Contemplating our own mortality is by no means an easy thing to do from both a mental and logistical perspective. But it's an important thing nonetheless in the course of retirement planning.
Your projected life span could inform decisions like when to file for Social Security or how much of your retirement savings to withdraw on an annual basis. But new data from the Society of Actuaries (SOA) reveals that more than half of Americans are selling their life expectancy short.
In a survey of adults age 50 or older, 53% underestimated their life expectancy to some degree. And while 25% were off by under five years, the rest of those who miscalculated their life expectancy were off by a much more substantial time frame.
If you don't get your life expectancy correct, you'll risk making bad decisions that can hurt you financially as a senior. And that's a good way to destroy your retirement when you deserve better.
Why you need to get your life expectancy right
The SOA estimated the average life expectancy among those surveyed at age 86 1/2. That's slightly more optimistic than the numbers the Social Security Administrations (SSA) is currently putting out. The SSA says that a man who turned 65 in 2019 can expect to live until age 84 on average, while a woman who turned 65 last year can expect an average life span of 86 1/2, which mimics the overall estimate from the SOA.
Of course, without a crystal ball, it's impossible to predict how long you'll live. But it's important to get a reasonably accurate handle on that figure for a couple of reasons.
First, when it comes to claiming Social Security benefits, your life span should play a role in determining the age at which you file. You can file at full retirement age -- either 66, 67, or somewhere in between -- and receive the full monthly benefit your earnings history entitles you to. Or, you can file as early as age 62 but reduce your monthly benefit by claiming it ahead of full retirement age.
Delaying benefits is also an option, and a valuable one at that. For each year you hold off past full retirement age, you can score an 8% increase in your monthly Social Security income.
Now, the interesting thing about Social Security is that it's designed to pay you the same lifetime total regardless of when you initially claim benefits -- but that only applies if you live an average life span.
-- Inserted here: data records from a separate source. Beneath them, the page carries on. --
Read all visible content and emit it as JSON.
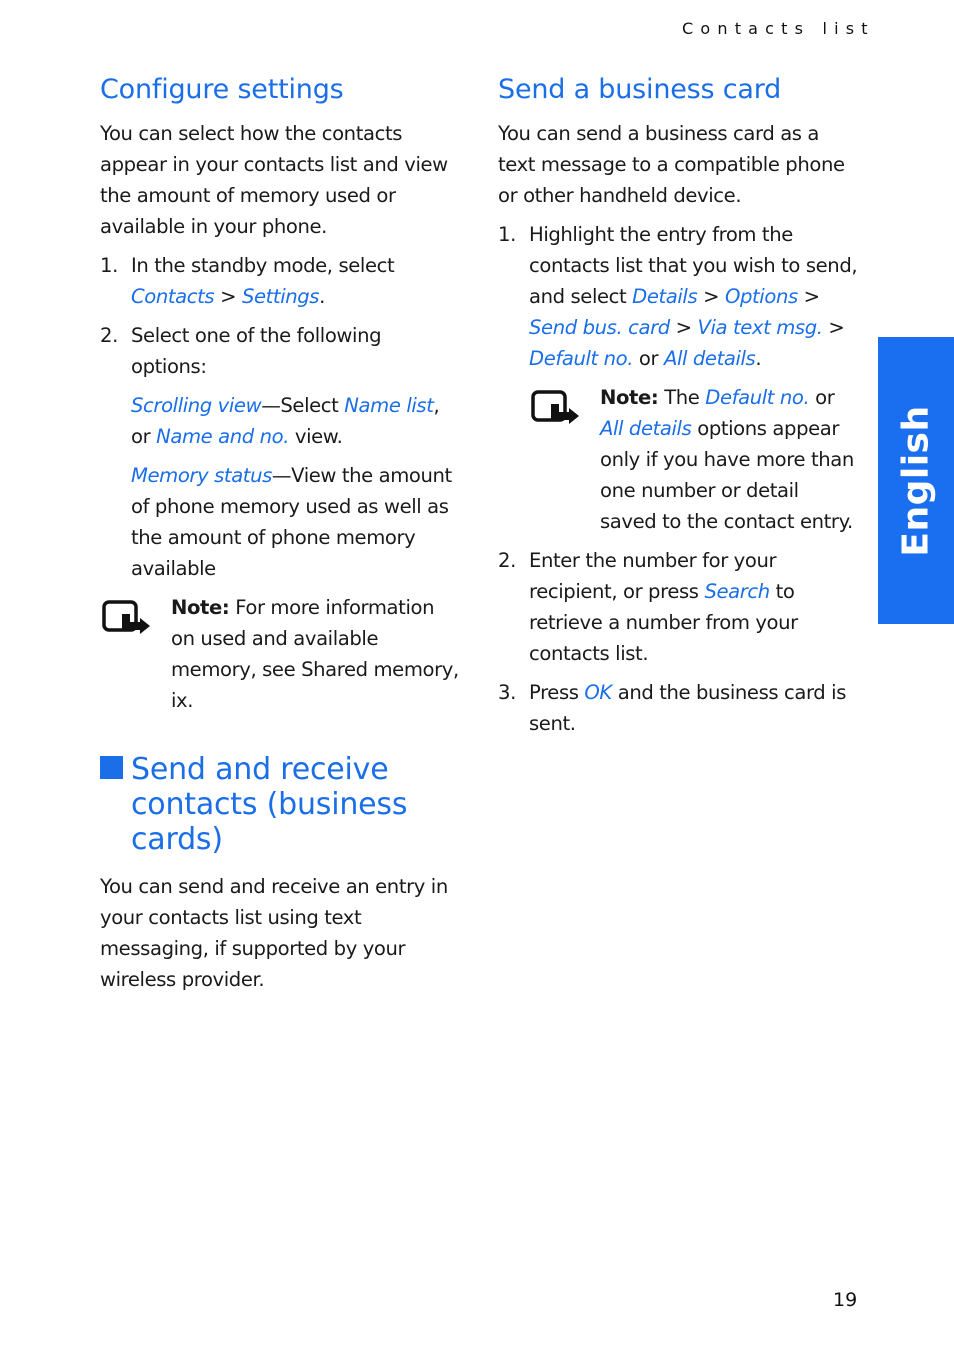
{
  "running_head": "Contacts list",
  "side_tab": {
    "label": "English",
    "color": "#1a6ff0"
  },
  "accent_color": "#1a6fe8",
  "page_number": "19",
  "left_column": {
    "configure": {
      "title": "Configure settings",
      "intro": "You can select how the contacts appear in your contacts list and view the amount of memory used or available in your phone.",
      "step1": {
        "num": "1.",
        "pre": "In the standby mode, select",
        "link1": "Contacts",
        "sep": " > ",
        "link2": "Settings",
        "post": "."
      },
      "step2": {
        "num": "2.",
        "text": "Select one of the following options:"
      },
      "option1": {
        "link": "Scrolling view",
        "dash": "—Select ",
        "link2": "Name list",
        "mid": ", or ",
        "link3": "Name and no.",
        "post": " view."
      },
      "option2": {
        "link": "Memory status",
        "text": "—View the amount of phone memory used as well as the amount of phone memory available"
      },
      "note": {
        "label": "Note:",
        "text": " For more information on used and available memory, see Shared memory, ix."
      }
    },
    "send_receive": {
      "title": "Send and receive contacts (business cards)",
      "body": "You can send and receive an entry in your contacts list using text messaging, if supported by your wireless provider."
    }
  },
  "right_column": {
    "title": "Send a business card",
    "intro": "You can send a business card as a text message to a compatible phone or other handheld device.",
    "step1": {
      "num": "1.",
      "pre": "Highlight the entry from the contacts list that you wish to send, and select ",
      "link1": "Details",
      "sep1": " > ",
      "link2": "Options",
      "sep2": " > ",
      "link3": "Send bus. card",
      "sep3": " > ",
      "link4": "Via text msg.",
      "sep4": " > ",
      "link5": "Default no.",
      "or": " or ",
      "link6": "All details",
      "post": "."
    },
    "note": {
      "label": "Note:",
      "pre": " The ",
      "link1": "Default no.",
      "or": " or ",
      "link2": "All details",
      "post": " options appear only if you have more than one number or detail saved to the contact entry."
    },
    "step2": {
      "num": "2.",
      "pre": "Enter the number for your recipient, or press ",
      "link": "Search",
      "post": " to retrieve a number from your contacts list."
    },
    "step3": {
      "num": "3.",
      "pre": "Press ",
      "link": "OK",
      "post": " and the business card is sent."
    }
  }
}
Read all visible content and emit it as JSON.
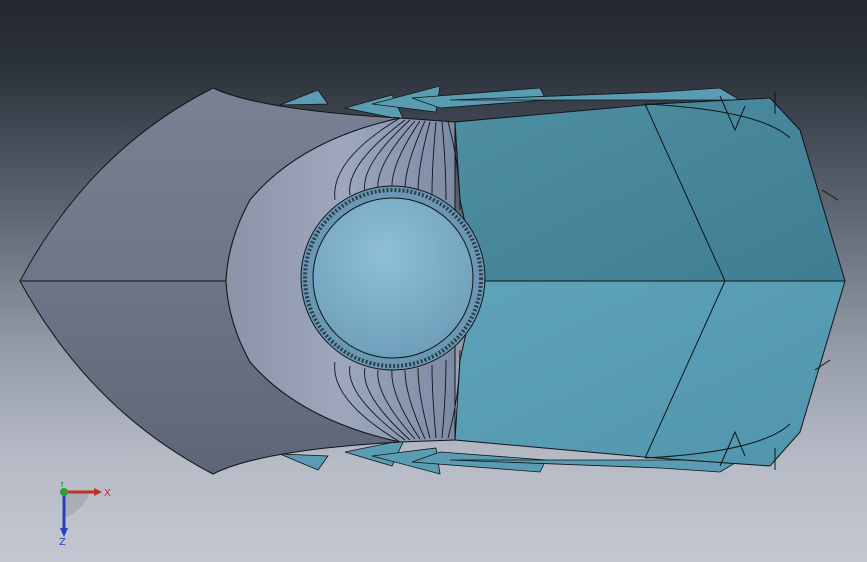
{
  "viewport": {
    "background_top": "#232830",
    "background_bottom": "#c3c7d1"
  },
  "model": {
    "left_face_color": "#6f7688",
    "right_face_color": "#4f93a8",
    "right_face_light": "#5ea5ba",
    "edge_color": "#101418",
    "boss_color": "#7fb3cc"
  },
  "triad": {
    "x_label": "X",
    "y_label": "Y",
    "z_label": "Z",
    "x_color": "#c0302a",
    "y_color": "#2aa034",
    "z_color": "#2a3ec0"
  }
}
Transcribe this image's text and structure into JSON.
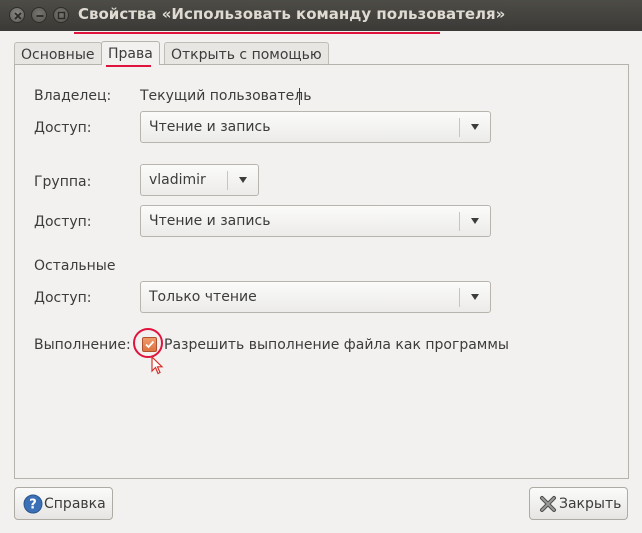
{
  "window": {
    "title": "Свойства «Использовать команду пользователя»"
  },
  "tabs": [
    {
      "label": "Основные"
    },
    {
      "label": "Права"
    },
    {
      "label": "Открыть с помощью"
    }
  ],
  "permissions": {
    "owner_label": "Владелец:",
    "owner_value": "Текущий пользователь",
    "owner_access_label": "Доступ:",
    "owner_access_value": "Чтение и запись",
    "group_label": "Группа:",
    "group_value": "vladimir",
    "group_access_label": "Доступ:",
    "group_access_value": "Чтение и запись",
    "others_label": "Остальные",
    "others_access_label": "Доступ:",
    "others_access_value": "Только чтение",
    "execute_label": "Выполнение:",
    "execute_checkbox_label": "Разрешить выполнение файла как программы",
    "execute_checked": true
  },
  "buttons": {
    "help": "Справка",
    "close": "Закрыть"
  },
  "colors": {
    "checkbox_fill": "#dd7340",
    "annotation": "#e0133c",
    "titlebar": "#3c3b37"
  },
  "icons": [
    "close-window-icon",
    "minimize-window-icon",
    "maximize-window-icon",
    "help-icon",
    "close-icon",
    "checkmark-icon",
    "mouse-cursor-icon"
  ]
}
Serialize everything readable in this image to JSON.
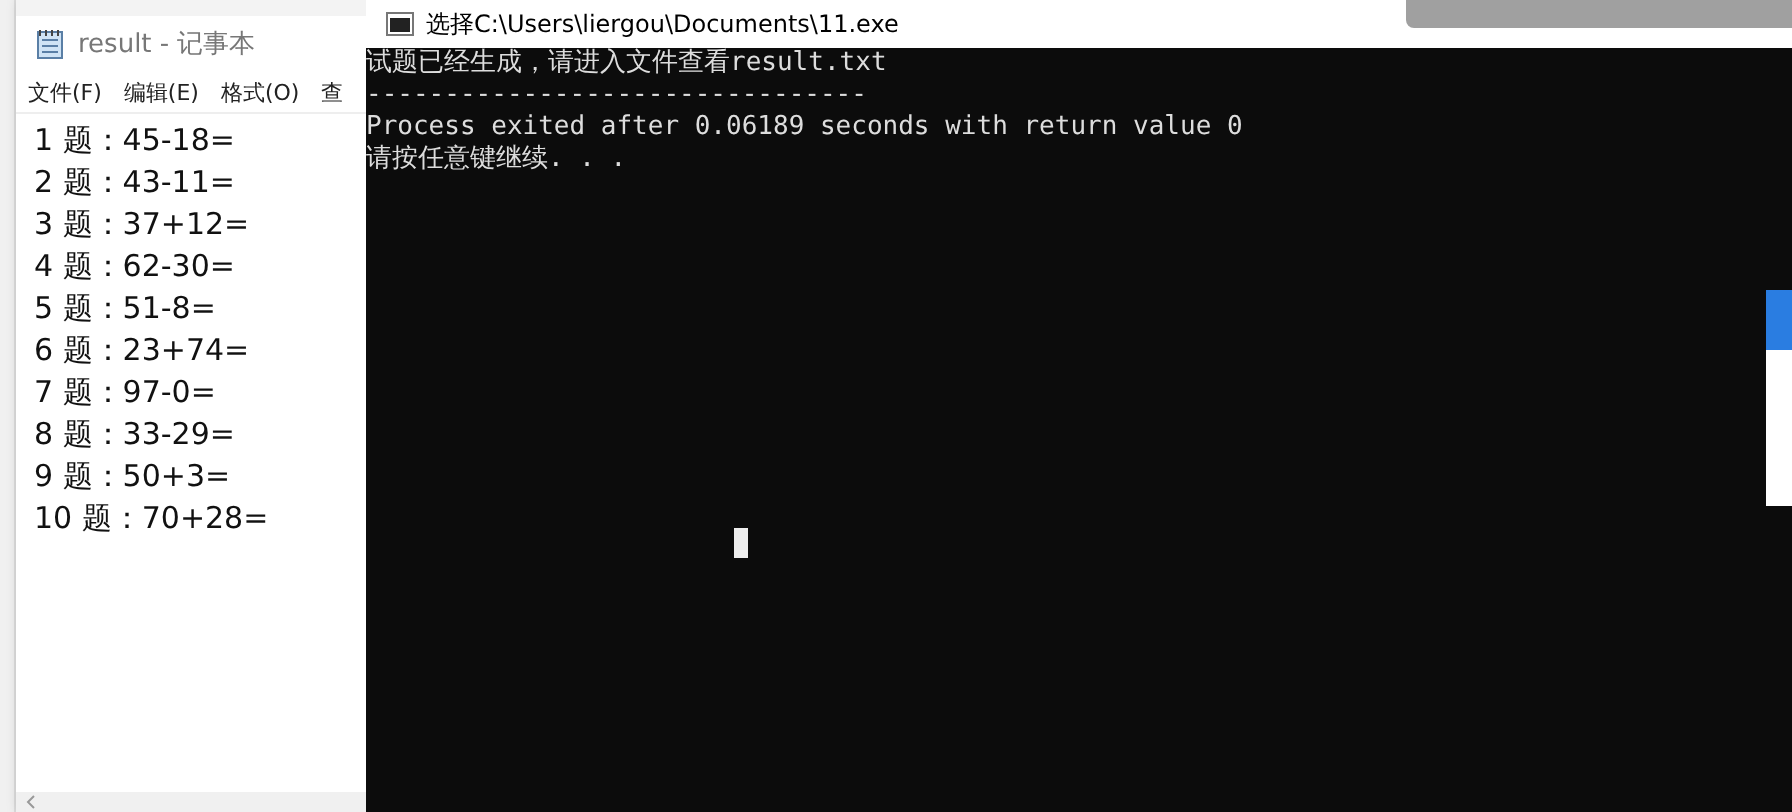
{
  "notepad": {
    "title": "result - 记事本",
    "menu": [
      {
        "label": "文件(F)"
      },
      {
        "label": "编辑(E)"
      },
      {
        "label": "格式(O)"
      },
      {
        "label": "查"
      }
    ],
    "lines": [
      "1 题：45-18=",
      "2 题：43-11=",
      "3 题：37+12=",
      "4 题：62-30=",
      "5 题：51-8=",
      "6 题：23+74=",
      "7 题：97-0=",
      "8 题：33-29=",
      "9 题：50+3=",
      "10 题：70+28="
    ]
  },
  "console": {
    "title": "选择C:\\Users\\liergou\\Documents\\11.exe",
    "lines": [
      "试题已经生成，请进入文件查看result.txt",
      "--------------------------------",
      "Process exited after 0.06189 seconds with return value 0",
      "请按任意键继续. . ."
    ]
  }
}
If your health is great, and you're expected to live a longer life, delaying benefits could give you a higher lifetime total in Social Security income. But if you don't have an accurate handle on your life expectancy, you'll risk claiming benefits at the wrong age and losing out on lifetime income in the process.
Your life expectancy could also impact the rate at which you withdraw from your retirement savings as a senior. If you retire in your mid-60s, you may feel safe removing 5% or 6% of your savings balance each year in anticipation of living until your late 70s. But if you end up living until your mid-80s and draw down your balance too quickly, you could wind up in serious financial trouble due to that misestimation.
That's why when it comes to retirement, it often pays to err on the side of optimism. In many cases, you're better off assuming you'll live a bit longer so you're motivated to not only pad your savings, but withdraw from your nest egg more conservatively.
Another thing: The SSA estimates that roughly 1 out of every 3 65-year-olds today will live past the age of 90, and about 1 in 7 will live past age 95. While these clearly aren't averages, it's good information to keep in the back of your mind, especially if you go into retirement with solid health.